Some analysts, however, remained unconvinced given exports have so far failed to offset the hit from the tax hike.
“Kuroda sounded bullish on prices, but he didn’t explain what mechanism could see prices rise while economic growth slows,” said Naomi Muguruma, senior market economist at Mitsubishi UFJ Morgan Stanley Securities.
“If consumer inflation fails to pick up pace from later this year towards 2 percent next year, the BOJ would come under pressure for further easing,” she said, adding that the bank may ease policy again in October.
The BOJ downgraded its assessment of exports - which it has been counting on to support the economy as the tax hike crimps consumption. “Exports have shown some weakness,” the bank said, revising last month’s assessment they were moving sideways.
It also acknowledged “some weakness” in industrial output.
As widely expected, the BOJ maintained its policy framework, under which it has pledged to increase base money by 60-70 trillion yen ($580-690 billion) per year through aggressive asset purchases to reflate the moribund economy.
Exports unexpectedly fell in June for a second straight month and output plunged at the fastest pace since the March 2011 earthquake, casting doubt on the BOJ’s view the economy will fairly quickly ride out the pain from the April 1 sales tax hike to 8 percent from 5 percent.
Adding to the gloom, the Nikkei share average slumped to a two-month low on Friday, suffering its biggest daily decline in five months as investors were gripped with fear that geopolitical crises in Ukraine and the Middle East could disrupt global growth.
While the BOJ already expects Japan’s economy to shrink in the second quarter due to the tax hike effect, the contraction may prove to be bigger - and the rebound more modest - than projected given the delay in an export pick-up and weak household spending, analysts say.
Some in the nine-member board, such as Koji Ishida, are more cautious about the outlook than Kuroda. Ishida warned last month that structural issues may further delay an export rebound.

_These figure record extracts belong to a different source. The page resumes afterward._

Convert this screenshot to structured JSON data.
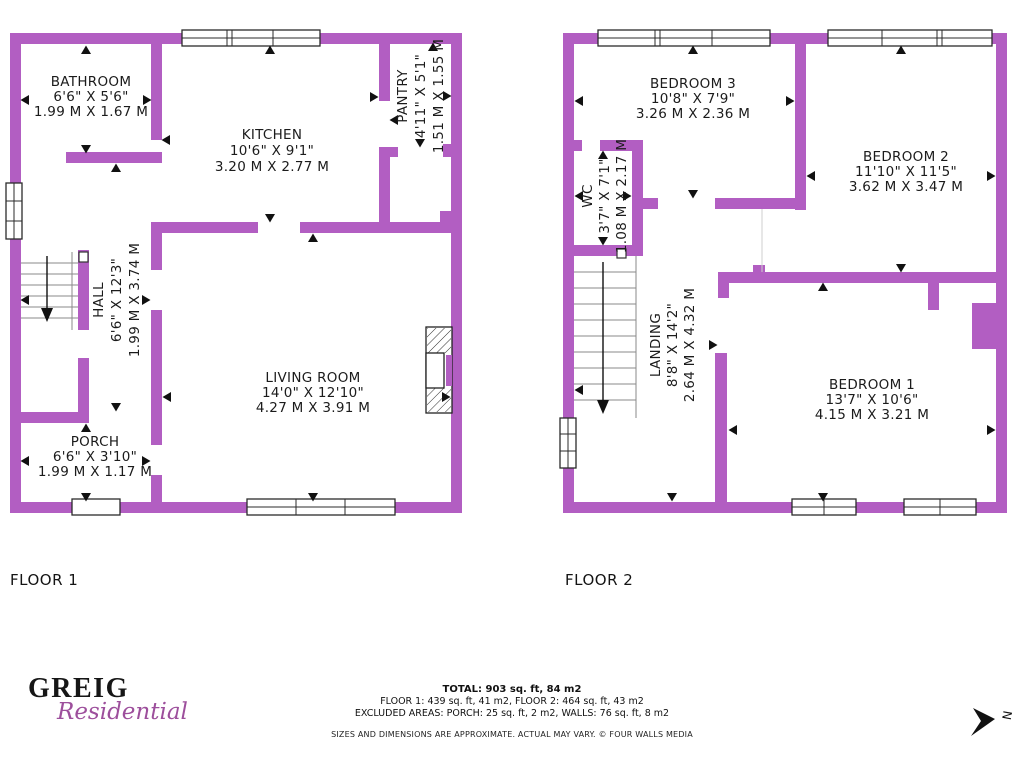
{
  "colors": {
    "wall": "#b25ec2",
    "script": "#9d4f9c"
  },
  "floors": [
    {
      "label": "FLOOR 1",
      "rooms": [
        {
          "name": "BATHROOM",
          "imperial": "6'6\" X 5'6\"",
          "metric": "1.99 M X 1.67 M"
        },
        {
          "name": "KITCHEN",
          "imperial": "10'6\" X 9'1\"",
          "metric": "3.20 M X 2.77 M"
        },
        {
          "name": "PANTRY",
          "imperial": "4'11\" X 5'1\"",
          "metric": "1.51 M X 1.55 M"
        },
        {
          "name": "HALL",
          "imperial": "6'6\" X 12'3\"",
          "metric": "1.99 M X 3.74 M"
        },
        {
          "name": "LIVING ROOM",
          "imperial": "14'0\" X 12'10\"",
          "metric": "4.27 M X 3.91 M"
        },
        {
          "name": "PORCH",
          "imperial": "6'6\" X 3'10\"",
          "metric": "1.99 M X 1.17 M"
        }
      ]
    },
    {
      "label": "FLOOR 2",
      "rooms": [
        {
          "name": "BEDROOM 3",
          "imperial": "10'8\" X 7'9\"",
          "metric": "3.26 M X 2.36 M"
        },
        {
          "name": "BEDROOM 2",
          "imperial": "11'10\" X 11'5\"",
          "metric": "3.62 M X 3.47 M"
        },
        {
          "name": "WC",
          "imperial": "3'7\" X 7'1\"",
          "metric": "1.08 M X 2.17 M"
        },
        {
          "name": "LANDING",
          "imperial": "8'8\" X 14'2\"",
          "metric": "2.64 M X 4.32 M"
        },
        {
          "name": "BEDROOM 1",
          "imperial": "13'7\" X 10'6\"",
          "metric": "4.15 M X 3.21 M"
        }
      ]
    }
  ],
  "branding": {
    "name": "GREIG",
    "sub": "Residential"
  },
  "summary": {
    "total": "TOTAL: 903 sq. ft, 84 m2",
    "floors_line": "FLOOR 1: 439 sq. ft, 41 m2, FLOOR 2: 464 sq. ft, 43 m2",
    "excluded_line": "EXCLUDED AREAS: PORCH: 25 sq. ft, 2 m2, WALLS: 76 sq. ft, 8 m2",
    "disclaimer": "SIZES AND DIMENSIONS ARE APPROXIMATE. ACTUAL MAY VARY. © FOUR WALLS MEDIA"
  },
  "compass": {
    "label": "N"
  }
}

Heightening worries for policymakers, wages were soft in June with only a modest rise seen in bonuses and regular pay despite Prime Minister Shinzo Abe’s calls for companies to raise base salaries so consumers can keep spending.
The closely-watched April-June gross domestic product data, due out next week, is expected to show Japan’s economy shrank an annualized 7.1 percent, according to a Reuters poll, the biggest contraction since the global financial crisis.
Some private-sector analysts say such a big contraction in the second-quarter may mean economic growth in the current business year will far undershoot the BOJ’s current projection of an 1.0 percent increase.
The weak GDP data, as well as sluggish wage growth, could also heighten private economists’ scepticism that the BOJ will be able to meet its target of pushing inflation to 2 percent sometime next year without further stimulus.
Kuroda said the BOJ was ready to expand stimulus if the economy worsened enough to derail the path toward meeting the price target. But he stressed the BOJ’s top priority was to meet the price target, not to respond to temporary blips in the economy. As for the price target, the governor said the economy was on track.
His upbeat comments led some analysts to believe the BOJ remains unfazed despite the recent weak data, and that the bank won’t act any time soon.
“Weakness in some economic data so far is not strong enough to change our main scenario that the BOJ is unlikely to ease this year,” said Yuichi Kodama, chief economist at Meiji Yasuda Life Insurance.
“If the inflation rate eases well below 1 percent or there is financial market turmoil, then the BOJ could ease as early as next year.”